WASHINGTON -- The general in charge of U.S. forces in the Middle East defended the Obama administration's war strategy Tuesday, telling House lawmakers that the Islamic State will be defeated without ground U.S. combat troops.
Gen. Lloyd Austin said the Islamic extremist group is already losing the ability to govern and hold territory in Iraq and Syria following seven months of U.S. and coalition airstrikes, and that eventually it will be pushed out by Iraq and Syrian proxy forces.
The U.S.-led military coalition in Iraq has killed more than 8,500 Islamic State fighters since its bombing campaign began in August, he said.
The general testified before the House Armed Services Committee as Congress -- including many skeptical Republicans -- weighs the president's proposal for a new war authorization that would lay down guidelines for the Islamic State offensive, including whether American troops will join the fight.
"I think we will be able to get this done with the approach we have taken," Austin said. "At the end of the day ... this needs to be done by the Iraqis."
To replace authorizations passed after 9/11, the White House is proposing a war authorization that would restrict large-scale combat ground forces and expire after three years.
It would largely continue current policies, which administration and military officials say are working.

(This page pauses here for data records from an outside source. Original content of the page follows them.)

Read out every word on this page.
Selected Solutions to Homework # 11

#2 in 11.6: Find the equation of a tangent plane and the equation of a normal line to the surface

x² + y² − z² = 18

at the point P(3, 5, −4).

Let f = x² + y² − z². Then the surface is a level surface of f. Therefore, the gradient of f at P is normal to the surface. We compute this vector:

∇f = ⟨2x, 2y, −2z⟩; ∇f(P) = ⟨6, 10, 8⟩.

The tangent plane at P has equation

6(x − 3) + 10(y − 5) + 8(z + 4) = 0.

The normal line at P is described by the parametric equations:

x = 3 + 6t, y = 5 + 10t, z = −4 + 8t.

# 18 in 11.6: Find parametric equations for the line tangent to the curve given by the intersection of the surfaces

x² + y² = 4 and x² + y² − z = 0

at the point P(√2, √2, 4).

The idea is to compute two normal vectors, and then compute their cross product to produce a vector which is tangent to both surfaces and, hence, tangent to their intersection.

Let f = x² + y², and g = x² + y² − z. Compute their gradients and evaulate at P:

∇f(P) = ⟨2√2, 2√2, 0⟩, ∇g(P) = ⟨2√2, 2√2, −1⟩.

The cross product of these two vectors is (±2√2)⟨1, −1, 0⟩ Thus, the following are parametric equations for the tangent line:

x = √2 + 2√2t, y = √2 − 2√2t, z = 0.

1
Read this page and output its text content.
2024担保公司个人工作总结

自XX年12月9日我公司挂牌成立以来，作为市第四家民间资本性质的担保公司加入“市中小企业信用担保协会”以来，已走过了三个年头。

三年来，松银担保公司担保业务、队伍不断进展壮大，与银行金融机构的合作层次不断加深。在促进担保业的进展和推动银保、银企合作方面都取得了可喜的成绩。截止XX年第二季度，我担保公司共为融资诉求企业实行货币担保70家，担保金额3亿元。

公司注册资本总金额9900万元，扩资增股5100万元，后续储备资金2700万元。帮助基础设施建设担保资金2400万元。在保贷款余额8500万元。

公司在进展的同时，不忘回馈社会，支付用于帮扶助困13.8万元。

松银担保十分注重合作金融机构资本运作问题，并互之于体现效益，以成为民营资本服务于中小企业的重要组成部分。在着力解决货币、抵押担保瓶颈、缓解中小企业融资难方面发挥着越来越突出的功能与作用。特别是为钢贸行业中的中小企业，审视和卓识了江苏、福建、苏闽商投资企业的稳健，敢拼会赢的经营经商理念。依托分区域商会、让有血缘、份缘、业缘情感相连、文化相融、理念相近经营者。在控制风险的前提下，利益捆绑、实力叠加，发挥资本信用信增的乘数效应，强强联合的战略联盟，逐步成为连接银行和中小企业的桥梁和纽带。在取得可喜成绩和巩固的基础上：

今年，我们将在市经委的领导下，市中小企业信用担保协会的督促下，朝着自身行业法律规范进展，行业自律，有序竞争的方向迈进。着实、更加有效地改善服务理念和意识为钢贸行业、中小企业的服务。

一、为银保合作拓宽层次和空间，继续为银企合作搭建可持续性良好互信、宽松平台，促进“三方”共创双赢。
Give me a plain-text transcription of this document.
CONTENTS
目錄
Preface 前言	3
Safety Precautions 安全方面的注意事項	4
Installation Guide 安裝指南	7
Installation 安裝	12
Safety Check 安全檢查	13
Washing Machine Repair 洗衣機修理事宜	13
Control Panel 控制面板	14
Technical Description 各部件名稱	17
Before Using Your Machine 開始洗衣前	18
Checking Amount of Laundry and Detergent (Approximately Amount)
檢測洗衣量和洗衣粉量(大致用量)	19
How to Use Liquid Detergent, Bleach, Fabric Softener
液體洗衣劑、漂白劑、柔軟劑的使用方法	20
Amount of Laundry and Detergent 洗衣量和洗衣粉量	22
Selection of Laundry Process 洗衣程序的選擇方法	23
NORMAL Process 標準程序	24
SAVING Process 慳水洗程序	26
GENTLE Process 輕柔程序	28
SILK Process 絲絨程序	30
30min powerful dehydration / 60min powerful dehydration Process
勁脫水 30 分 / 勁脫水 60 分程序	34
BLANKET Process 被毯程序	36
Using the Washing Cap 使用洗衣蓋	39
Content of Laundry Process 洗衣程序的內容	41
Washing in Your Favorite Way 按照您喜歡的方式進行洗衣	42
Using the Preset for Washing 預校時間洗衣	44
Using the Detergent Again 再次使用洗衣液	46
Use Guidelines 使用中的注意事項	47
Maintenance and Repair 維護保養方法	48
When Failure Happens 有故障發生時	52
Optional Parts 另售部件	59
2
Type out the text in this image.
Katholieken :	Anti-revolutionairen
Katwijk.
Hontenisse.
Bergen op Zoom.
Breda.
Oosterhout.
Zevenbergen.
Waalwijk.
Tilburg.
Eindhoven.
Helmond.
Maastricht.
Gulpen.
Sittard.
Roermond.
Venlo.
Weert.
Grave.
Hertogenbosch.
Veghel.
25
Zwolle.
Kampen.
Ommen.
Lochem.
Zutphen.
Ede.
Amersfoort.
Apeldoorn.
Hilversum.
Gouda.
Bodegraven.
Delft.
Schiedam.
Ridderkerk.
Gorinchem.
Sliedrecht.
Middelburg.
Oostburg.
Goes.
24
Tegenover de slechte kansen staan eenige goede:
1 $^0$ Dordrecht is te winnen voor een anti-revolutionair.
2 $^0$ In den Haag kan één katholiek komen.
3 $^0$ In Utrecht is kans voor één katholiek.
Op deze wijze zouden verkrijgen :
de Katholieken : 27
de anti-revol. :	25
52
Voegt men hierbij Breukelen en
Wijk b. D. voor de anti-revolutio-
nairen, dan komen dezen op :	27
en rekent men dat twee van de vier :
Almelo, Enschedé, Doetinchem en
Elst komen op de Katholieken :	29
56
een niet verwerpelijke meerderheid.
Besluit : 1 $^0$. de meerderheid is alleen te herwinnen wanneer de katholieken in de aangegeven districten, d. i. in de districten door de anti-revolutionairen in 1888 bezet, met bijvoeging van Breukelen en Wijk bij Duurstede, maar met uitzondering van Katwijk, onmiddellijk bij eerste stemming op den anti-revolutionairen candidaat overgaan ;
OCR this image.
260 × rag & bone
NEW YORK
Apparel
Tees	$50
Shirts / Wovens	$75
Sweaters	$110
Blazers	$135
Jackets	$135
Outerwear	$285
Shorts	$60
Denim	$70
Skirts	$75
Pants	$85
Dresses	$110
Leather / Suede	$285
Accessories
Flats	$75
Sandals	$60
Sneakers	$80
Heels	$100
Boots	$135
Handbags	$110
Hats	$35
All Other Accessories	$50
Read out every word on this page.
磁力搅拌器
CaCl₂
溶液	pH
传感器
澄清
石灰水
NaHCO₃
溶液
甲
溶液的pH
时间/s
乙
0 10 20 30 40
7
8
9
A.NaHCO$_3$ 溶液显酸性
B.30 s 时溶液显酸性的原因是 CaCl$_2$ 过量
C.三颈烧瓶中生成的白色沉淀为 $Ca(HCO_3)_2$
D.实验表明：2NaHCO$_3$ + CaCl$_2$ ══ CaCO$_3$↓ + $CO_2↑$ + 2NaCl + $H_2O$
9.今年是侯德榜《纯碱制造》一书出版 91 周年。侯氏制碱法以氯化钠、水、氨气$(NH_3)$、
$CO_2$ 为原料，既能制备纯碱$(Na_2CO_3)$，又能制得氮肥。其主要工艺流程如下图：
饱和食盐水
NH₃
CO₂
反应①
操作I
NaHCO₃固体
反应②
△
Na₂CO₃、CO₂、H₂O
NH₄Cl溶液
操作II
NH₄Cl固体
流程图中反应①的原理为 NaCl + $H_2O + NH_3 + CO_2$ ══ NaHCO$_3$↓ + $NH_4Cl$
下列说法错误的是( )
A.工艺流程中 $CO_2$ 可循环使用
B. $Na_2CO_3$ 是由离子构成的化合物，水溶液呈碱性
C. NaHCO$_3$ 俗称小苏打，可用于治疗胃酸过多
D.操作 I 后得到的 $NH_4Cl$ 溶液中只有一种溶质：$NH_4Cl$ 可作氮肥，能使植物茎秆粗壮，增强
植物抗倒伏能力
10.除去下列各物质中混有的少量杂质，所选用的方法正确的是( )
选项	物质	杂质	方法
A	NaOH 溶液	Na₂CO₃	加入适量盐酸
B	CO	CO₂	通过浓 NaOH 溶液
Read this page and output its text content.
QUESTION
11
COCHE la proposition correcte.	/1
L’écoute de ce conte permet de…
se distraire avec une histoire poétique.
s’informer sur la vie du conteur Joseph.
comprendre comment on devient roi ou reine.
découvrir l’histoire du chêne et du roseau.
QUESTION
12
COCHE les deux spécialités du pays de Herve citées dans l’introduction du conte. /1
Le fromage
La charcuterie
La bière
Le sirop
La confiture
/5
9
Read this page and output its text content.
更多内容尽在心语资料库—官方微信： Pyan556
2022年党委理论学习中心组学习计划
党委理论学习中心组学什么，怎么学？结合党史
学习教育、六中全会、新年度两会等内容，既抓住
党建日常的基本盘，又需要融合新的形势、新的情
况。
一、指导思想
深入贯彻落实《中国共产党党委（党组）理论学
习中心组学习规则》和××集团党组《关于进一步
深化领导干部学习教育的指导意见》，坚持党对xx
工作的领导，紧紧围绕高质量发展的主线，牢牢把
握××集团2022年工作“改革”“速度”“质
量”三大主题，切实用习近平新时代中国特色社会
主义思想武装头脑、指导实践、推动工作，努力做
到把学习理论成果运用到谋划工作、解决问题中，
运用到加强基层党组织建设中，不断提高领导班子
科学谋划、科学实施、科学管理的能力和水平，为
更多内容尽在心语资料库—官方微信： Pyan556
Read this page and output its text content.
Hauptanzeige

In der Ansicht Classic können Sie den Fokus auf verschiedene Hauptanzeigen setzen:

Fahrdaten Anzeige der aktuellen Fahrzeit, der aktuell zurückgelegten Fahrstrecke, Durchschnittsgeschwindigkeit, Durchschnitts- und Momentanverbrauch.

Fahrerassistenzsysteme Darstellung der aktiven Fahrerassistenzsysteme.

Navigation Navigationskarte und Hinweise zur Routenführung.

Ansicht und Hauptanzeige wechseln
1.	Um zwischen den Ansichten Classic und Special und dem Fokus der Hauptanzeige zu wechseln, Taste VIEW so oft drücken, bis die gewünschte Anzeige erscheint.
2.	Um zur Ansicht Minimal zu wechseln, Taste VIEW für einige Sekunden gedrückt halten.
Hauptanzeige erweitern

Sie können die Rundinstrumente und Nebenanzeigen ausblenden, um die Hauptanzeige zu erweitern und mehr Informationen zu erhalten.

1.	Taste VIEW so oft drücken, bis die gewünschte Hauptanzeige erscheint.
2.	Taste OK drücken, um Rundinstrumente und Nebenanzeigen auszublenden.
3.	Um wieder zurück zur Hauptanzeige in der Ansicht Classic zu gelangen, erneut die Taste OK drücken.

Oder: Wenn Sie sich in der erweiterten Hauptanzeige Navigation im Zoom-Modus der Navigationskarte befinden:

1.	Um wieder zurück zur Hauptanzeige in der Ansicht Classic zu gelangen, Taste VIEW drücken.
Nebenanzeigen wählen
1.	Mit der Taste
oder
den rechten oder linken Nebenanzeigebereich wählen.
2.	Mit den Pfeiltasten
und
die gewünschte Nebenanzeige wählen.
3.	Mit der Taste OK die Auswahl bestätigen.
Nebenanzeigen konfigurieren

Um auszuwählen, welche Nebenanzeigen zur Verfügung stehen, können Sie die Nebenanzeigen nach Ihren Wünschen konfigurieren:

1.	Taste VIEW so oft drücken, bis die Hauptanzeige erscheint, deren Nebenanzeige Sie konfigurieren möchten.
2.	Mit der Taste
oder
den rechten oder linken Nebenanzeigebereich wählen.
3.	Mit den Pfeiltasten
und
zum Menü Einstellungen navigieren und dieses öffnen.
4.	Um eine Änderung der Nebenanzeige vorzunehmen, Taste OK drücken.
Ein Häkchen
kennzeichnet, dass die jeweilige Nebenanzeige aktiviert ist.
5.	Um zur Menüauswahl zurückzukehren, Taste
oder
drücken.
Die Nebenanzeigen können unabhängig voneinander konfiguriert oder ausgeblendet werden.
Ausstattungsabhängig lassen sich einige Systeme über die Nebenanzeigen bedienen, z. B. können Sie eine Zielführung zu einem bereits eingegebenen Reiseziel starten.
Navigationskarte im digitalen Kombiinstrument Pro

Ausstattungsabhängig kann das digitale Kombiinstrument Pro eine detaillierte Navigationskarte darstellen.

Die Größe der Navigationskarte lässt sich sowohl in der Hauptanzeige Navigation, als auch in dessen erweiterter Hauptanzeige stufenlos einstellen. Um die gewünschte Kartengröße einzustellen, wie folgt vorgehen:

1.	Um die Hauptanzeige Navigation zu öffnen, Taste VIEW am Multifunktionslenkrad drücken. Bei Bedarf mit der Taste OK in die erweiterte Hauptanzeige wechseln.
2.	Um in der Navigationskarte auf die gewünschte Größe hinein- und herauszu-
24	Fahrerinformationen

Several months ago, the Islamic State could move freely in large convoys waving its signature black flags, but the air offensive has pushed the group into a "defensive crouch" across Iraq and Syria, Austin said.
"The enemy is beginning to struggle in a number of areas, in the ability to govern and the ability to hold territory," he said.
Meanwhile, President Obama has authorized some 3,000 U.S. troops, many of whom are deployed to Iraq to train and advise the Iraq army, which launched a major offensive this week to take back the city of Tikrit, but without U.S. help. In Syria, a new program to train and equip moderate Syrian rebels against the Islamic State is set to begin later this month and could enable a coordinated ground offensive later this year.
Austin and Undersecretary of Defense for Policy Christine Wormuth both backed the Obama administration insistence that any war authorization passed by Congress should limit another United States ground war in Iraq.
Republicans in the Senate have questioned whether limiting U.S. involvement to advising and airstrikes can defeat the Islamic extremists.
Lawmakers pressed Austin to weigh in on ground troops. But there was little push back on the White House strategy from the Armed Services Committee on Tuesday.
Rep. John Garamendi, D-Calif., said he backs the three-year sunset clause proposed for the war authorization.
The measure would force a new debate on the conflict during the 2016 presidential campaign, he said.